MEDICAL MALPRACTICE COMMITTEE

The Ohio Supreme Court has issued two decisions over the last 30 days that will have a substantial effect on how attorneys should handle medical claims (and potentially other tort claims).

The first is Clawson v. Heights Chiropractic, Slip Opinion No. 2022-Ohio-4154, which held that if a physician cannot be held directly liable for malpractice, then a lawsuit seeking to hold the physician’s employer vicariously liable must be dismissed. This case involved a claim against a chiropractor who allegedly applied excessive pressure to her back, which resulted in the rupture of her left breast implant. The patient brought a lawsuit against the chiropractor and his employer, but failed to timely serve the chiropractor within the one year required by Ohio law. The chiropractor filed a motion to dismiss on the basis of service of process, which was granted by the trial court. The chiropractor’s employer then moved for summary judgment, arguing it could not be held vicariously liable if direct liability claims against the chiropractor had been extinguished, which was also granted by the trial court. The patient appealed to the Second District Court of Appeals, which affirmed the trial court’s decision to dismiss the chiropractor, but reversed the trial court’s decision granting summary judgment for his employer, finding the patient could still pursue her claims against the employer for the chiropractor’s alleged negligence, even then the direct claims against the chiropractor were properly dismissed. The employer then appealed the Second District’s decision to the Ohio Supreme Court, arguing that its prior holding in Natl. Union Fire Ins. Co. of Pittsburgh, PA v. Wuerth, 122 Ohio St.3d 594 (which held that a law firm cannot be vicariously liable for the negligence of its attorneys if the attorney is not determined to be liable or otherwise named as a defendant within the applicable statute of limitations) should be extended to medical claims. The Ohio Supreme Court agreed with this argument and held that Wuerth precludes a vicarious liability claim for medical malpractice against a physician’s employer when a direct claim against the physician is time-barred.

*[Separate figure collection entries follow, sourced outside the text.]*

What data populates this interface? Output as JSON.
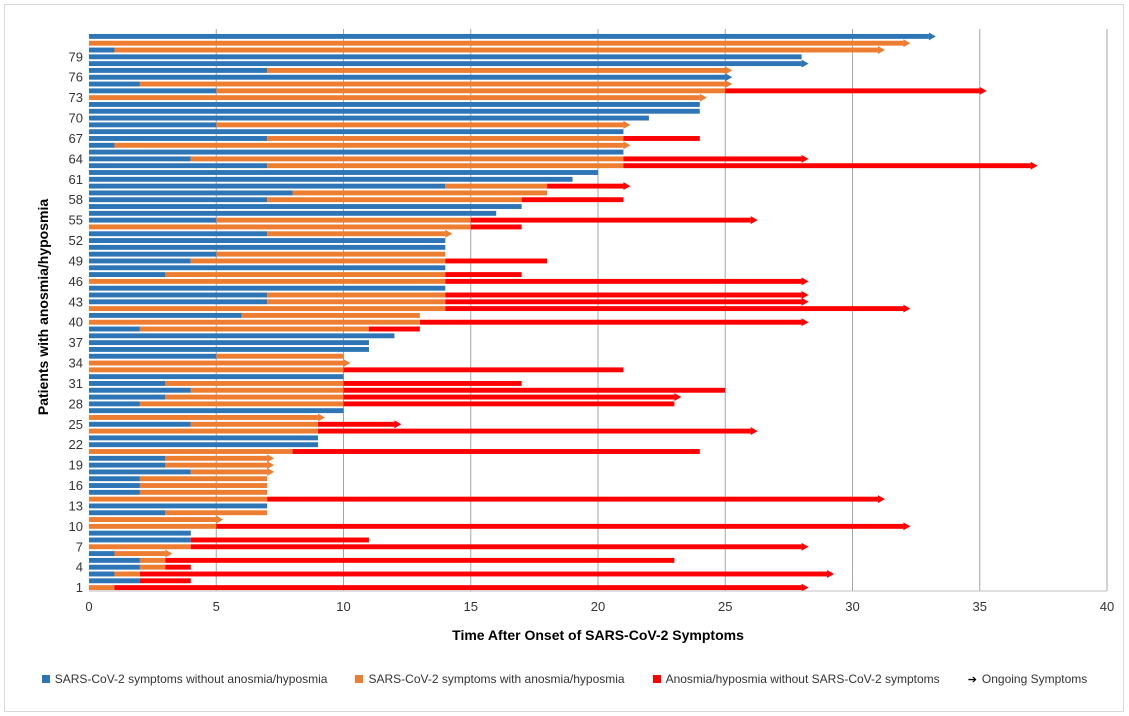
{
  "chart_data": {
    "type": "bar",
    "orientation": "horizontal-stacked",
    "xlabel": "Time After Onset of SARS-CoV-2 Symptoms",
    "ylabel": "Patients with anosmia/hyposmia",
    "xlim": [
      0,
      40
    ],
    "xticks": [
      0,
      5,
      10,
      15,
      20,
      25,
      30,
      35,
      40
    ],
    "ylim": [
      1,
      81
    ],
    "yticks": [
      1,
      4,
      7,
      10,
      13,
      16,
      19,
      22,
      25,
      28,
      31,
      34,
      37,
      40,
      43,
      46,
      49,
      52,
      55,
      58,
      61,
      64,
      67,
      70,
      73,
      76,
      79
    ],
    "grid": "vertical",
    "legend_position": "bottom",
    "series": [
      {
        "name": "SARS-CoV-2 symptoms without anosmia/hyposmia",
        "color": "#2e75b6"
      },
      {
        "name": "SARS-CoV-2 symptoms with anosmia/hyposmia",
        "color": "#ed7d31"
      },
      {
        "name": "Anosmia/hyposmia without SARS-CoV-2 symptoms",
        "color": "#ff0000"
      }
    ],
    "ongoing_label": "Ongoing Symptoms",
    "patients": [
      {
        "id": 1,
        "blue": 0,
        "orange": 1,
        "red": 27,
        "ongoing": true
      },
      {
        "id": 2,
        "blue": 2,
        "orange": 0,
        "red": 2,
        "ongoing": false
      },
      {
        "id": 3,
        "blue": 1,
        "orange": 1,
        "red": 27,
        "ongoing": true
      },
      {
        "id": 4,
        "blue": 2,
        "orange": 1,
        "red": 1,
        "ongoing": false
      },
      {
        "id": 5,
        "blue": 2,
        "orange": 1,
        "red": 20,
        "ongoing": false
      },
      {
        "id": 6,
        "blue": 1,
        "orange": 2,
        "red": 0,
        "ongoing": true
      },
      {
        "id": 7,
        "blue": 0,
        "orange": 4,
        "red": 24,
        "ongoing": true
      },
      {
        "id": 8,
        "blue": 4,
        "orange": 0,
        "red": 7,
        "ongoing": false
      },
      {
        "id": 9,
        "blue": 4,
        "orange": 0,
        "red": 0,
        "ongoing": false
      },
      {
        "id": 10,
        "blue": 0,
        "orange": 5,
        "red": 27,
        "ongoing": true
      },
      {
        "id": 11,
        "blue": 0,
        "orange": 5,
        "red": 0,
        "ongoing": true
      },
      {
        "id": 12,
        "blue": 3,
        "orange": 4,
        "red": 0,
        "ongoing": false
      },
      {
        "id": 13,
        "blue": 7,
        "orange": 0,
        "red": 0,
        "ongoing": false
      },
      {
        "id": 14,
        "blue": 0,
        "orange": 7,
        "red": 24,
        "ongoing": true
      },
      {
        "id": 15,
        "blue": 2,
        "orange": 5,
        "red": 0,
        "ongoing": false
      },
      {
        "id": 16,
        "blue": 2,
        "orange": 5,
        "red": 0,
        "ongoing": false
      },
      {
        "id": 17,
        "blue": 2,
        "orange": 5,
        "red": 0,
        "ongoing": false
      },
      {
        "id": 18,
        "blue": 4,
        "orange": 3,
        "red": 0,
        "ongoing": true
      },
      {
        "id": 19,
        "blue": 3,
        "orange": 4,
        "red": 0,
        "ongoing": true
      },
      {
        "id": 20,
        "blue": 3,
        "orange": 4,
        "red": 0,
        "ongoing": true
      },
      {
        "id": 21,
        "blue": 0,
        "orange": 8,
        "red": 16,
        "ongoing": false
      },
      {
        "id": 22,
        "blue": 9,
        "orange": 0,
        "red": 0,
        "ongoing": false
      },
      {
        "id": 23,
        "blue": 9,
        "orange": 0,
        "red": 0,
        "ongoing": false
      },
      {
        "id": 24,
        "blue": 0,
        "orange": 9,
        "red": 17,
        "ongoing": true
      },
      {
        "id": 25,
        "blue": 4,
        "orange": 5,
        "red": 3,
        "ongoing": true
      },
      {
        "id": 26,
        "blue": 0,
        "orange": 9,
        "red": 0,
        "ongoing": true
      },
      {
        "id": 27,
        "blue": 10,
        "orange": 0,
        "red": 0,
        "ongoing": false
      },
      {
        "id": 28,
        "blue": 2,
        "orange": 8,
        "red": 13,
        "ongoing": false
      },
      {
        "id": 29,
        "blue": 3,
        "orange": 7,
        "red": 13,
        "ongoing": true
      },
      {
        "id": 30,
        "blue": 4,
        "orange": 6,
        "red": 15,
        "ongoing": false
      },
      {
        "id": 31,
        "blue": 3,
        "orange": 7,
        "red": 7,
        "ongoing": false
      },
      {
        "id": 32,
        "blue": 10,
        "orange": 0,
        "red": 0,
        "ongoing": false
      },
      {
        "id": 33,
        "blue": 0,
        "orange": 10,
        "red": 11,
        "ongoing": false
      },
      {
        "id": 34,
        "blue": 0,
        "orange": 10,
        "red": 0,
        "ongoing": true
      },
      {
        "id": 35,
        "blue": 5,
        "orange": 5,
        "red": 0,
        "ongoing": false
      },
      {
        "id": 36,
        "blue": 11,
        "orange": 0,
        "red": 0,
        "ongoing": false
      },
      {
        "id": 37,
        "blue": 11,
        "orange": 0,
        "red": 0,
        "ongoing": false
      },
      {
        "id": 38,
        "blue": 12,
        "orange": 0,
        "red": 0,
        "ongoing": false
      },
      {
        "id": 39,
        "blue": 2,
        "orange": 9,
        "red": 2,
        "ongoing": false
      },
      {
        "id": 40,
        "blue": 0,
        "orange": 13,
        "red": 15,
        "ongoing": true
      },
      {
        "id": 41,
        "blue": 6,
        "orange": 7,
        "red": 0,
        "ongoing": false
      },
      {
        "id": 42,
        "blue": 0,
        "orange": 14,
        "red": 18,
        "ongoing": true
      },
      {
        "id": 43,
        "blue": 7,
        "orange": 7,
        "red": 14,
        "ongoing": true
      },
      {
        "id": 44,
        "blue": 7,
        "orange": 7,
        "red": 14,
        "ongoing": true
      },
      {
        "id": 45,
        "blue": 14,
        "orange": 0,
        "red": 0,
        "ongoing": false
      },
      {
        "id": 46,
        "blue": 0,
        "orange": 14,
        "red": 14,
        "ongoing": true
      },
      {
        "id": 47,
        "blue": 3,
        "orange": 11,
        "red": 3,
        "ongoing": false
      },
      {
        "id": 48,
        "blue": 14,
        "orange": 0,
        "red": 0,
        "ongoing": false
      },
      {
        "id": 49,
        "blue": 4,
        "orange": 10,
        "red": 4,
        "ongoing": false
      },
      {
        "id": 50,
        "blue": 5,
        "orange": 9,
        "red": 0,
        "ongoing": false
      },
      {
        "id": 51,
        "blue": 14,
        "orange": 0,
        "red": 0,
        "ongoing": false
      },
      {
        "id": 52,
        "blue": 14,
        "orange": 0,
        "red": 0,
        "ongoing": false
      },
      {
        "id": 53,
        "blue": 7,
        "orange": 7,
        "red": 0,
        "ongoing": true
      },
      {
        "id": 54,
        "blue": 0,
        "orange": 15,
        "red": 2,
        "ongoing": false
      },
      {
        "id": 55,
        "blue": 5,
        "orange": 10,
        "red": 11,
        "ongoing": true
      },
      {
        "id": 56,
        "blue": 16,
        "orange": 0,
        "red": 0,
        "ongoing": false
      },
      {
        "id": 57,
        "blue": 17,
        "orange": 0,
        "red": 0,
        "ongoing": false
      },
      {
        "id": 58,
        "blue": 7,
        "orange": 10,
        "red": 4,
        "ongoing": false
      },
      {
        "id": 59,
        "blue": 8,
        "orange": 10,
        "red": 0,
        "ongoing": false
      },
      {
        "id": 60,
        "blue": 14,
        "orange": 4,
        "red": 3,
        "ongoing": true
      },
      {
        "id": 61,
        "blue": 19,
        "orange": 0,
        "red": 0,
        "ongoing": false
      },
      {
        "id": 62,
        "blue": 20,
        "orange": 0,
        "red": 0,
        "ongoing": false
      },
      {
        "id": 63,
        "blue": 7,
        "orange": 14,
        "red": 16,
        "ongoing": true
      },
      {
        "id": 64,
        "blue": 4,
        "orange": 17,
        "red": 7,
        "ongoing": true
      },
      {
        "id": 65,
        "blue": 21,
        "orange": 0,
        "red": 0,
        "ongoing": false
      },
      {
        "id": 66,
        "blue": 1,
        "orange": 20,
        "red": 0,
        "ongoing": true
      },
      {
        "id": 67,
        "blue": 7,
        "orange": 14,
        "red": 3,
        "ongoing": false
      },
      {
        "id": 68,
        "blue": 21,
        "orange": 0,
        "red": 0,
        "ongoing": false
      },
      {
        "id": 69,
        "blue": 5,
        "orange": 16,
        "red": 0,
        "ongoing": true
      },
      {
        "id": 70,
        "blue": 22,
        "orange": 0,
        "red": 0,
        "ongoing": false
      },
      {
        "id": 71,
        "blue": 24,
        "orange": 0,
        "red": 0,
        "ongoing": false
      },
      {
        "id": 72,
        "blue": 24,
        "orange": 0,
        "red": 0,
        "ongoing": false
      },
      {
        "id": 73,
        "blue": 0,
        "orange": 24,
        "red": 0,
        "ongoing": true
      },
      {
        "id": 74,
        "blue": 5,
        "orange": 20,
        "red": 10,
        "ongoing": true
      },
      {
        "id": 75,
        "blue": 2,
        "orange": 23,
        "red": 0,
        "ongoing": true
      },
      {
        "id": 76,
        "blue": 25,
        "orange": 0,
        "red": 0,
        "ongoing": true
      },
      {
        "id": 77,
        "blue": 7,
        "orange": 18,
        "red": 0,
        "ongoing": true
      },
      {
        "id": 78,
        "blue": 28,
        "orange": 0,
        "red": 0,
        "ongoing": true
      },
      {
        "id": 79,
        "blue": 28,
        "orange": 0,
        "red": 0,
        "ongoing": false
      },
      {
        "id": 80,
        "blue": 1,
        "orange": 30,
        "red": 0,
        "ongoing": true
      },
      {
        "id": 81,
        "blue": 0,
        "orange": 32,
        "red": 0,
        "ongoing": true
      },
      {
        "id": 82,
        "blue": 33,
        "orange": 0,
        "red": 0,
        "ongoing": true
      }
    ]
  }
}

Here’s the problem: while the Supreme Court characterizes its decision as being “consistent with basic principles of agency law,” Justice Brunner’s dissenting opinion sets forth the fallacy in that reasoning. Longstanding Ohio agency law had previously held a tort victim could file a lawsuit “against either the master or the servant, or against both.” See Losito v. Kruse, 136 Ohio St. 183, 187-188 (1940). Now, at least in medical claims and legal malpractice claims, a tort victim must sue both he negligent attorney/physician/employee, as well as the hospital/law firm/employer. And while it is has yet to be explicitly expanded beyond these two types of tort claims, if the Ohio Supreme Court believes “basic agency law” to mean an individual employee must be a named defendant in order to hold his or her employer vicariously responsible, Ohio practitioners could soon be tasked with identifying negligent employees within the applicable statute of limitations and naming them as defendants, or risk committing legal malpractice.

The second case is Walling v. Brenya, Slip Opinion No. 2022-Ohio-4265. This case held that a negligent credentialing claim cannot proceed unless there is either a simultaneous or prior adjudication of or stipulation that a doctor committed medical malpractice. In Walling, the family of a patient brought a wrongful death/medical negligence claim against the physician, as well as a negligent credentialing claim against the hospital. The family and the physician later reached a settlement related to the wrongful death claim and medical malpractice claim, which was devoid of any admission of liability by the physician. The hospital subsequently moved for summary judgment on the negligent credentialing claim arguing that without any adjudication or stipulation that the physician was negligent, the family could not maintain its negligent credentialing claim. The trial court granted the hospital’s motion, and that decision was ultimately affirmed by both the Sixth District Court of Appeals and the Ohio Supreme Court. While this case does not change how negligent credentialing cases are likely to be handled by practitioners in Ohio, it does confirm what many had already assumed by reading between the lines of prior decision: that malpractice by a physician must affirmatively be established in order to proceed with a negligent credentialing claim in Ohio.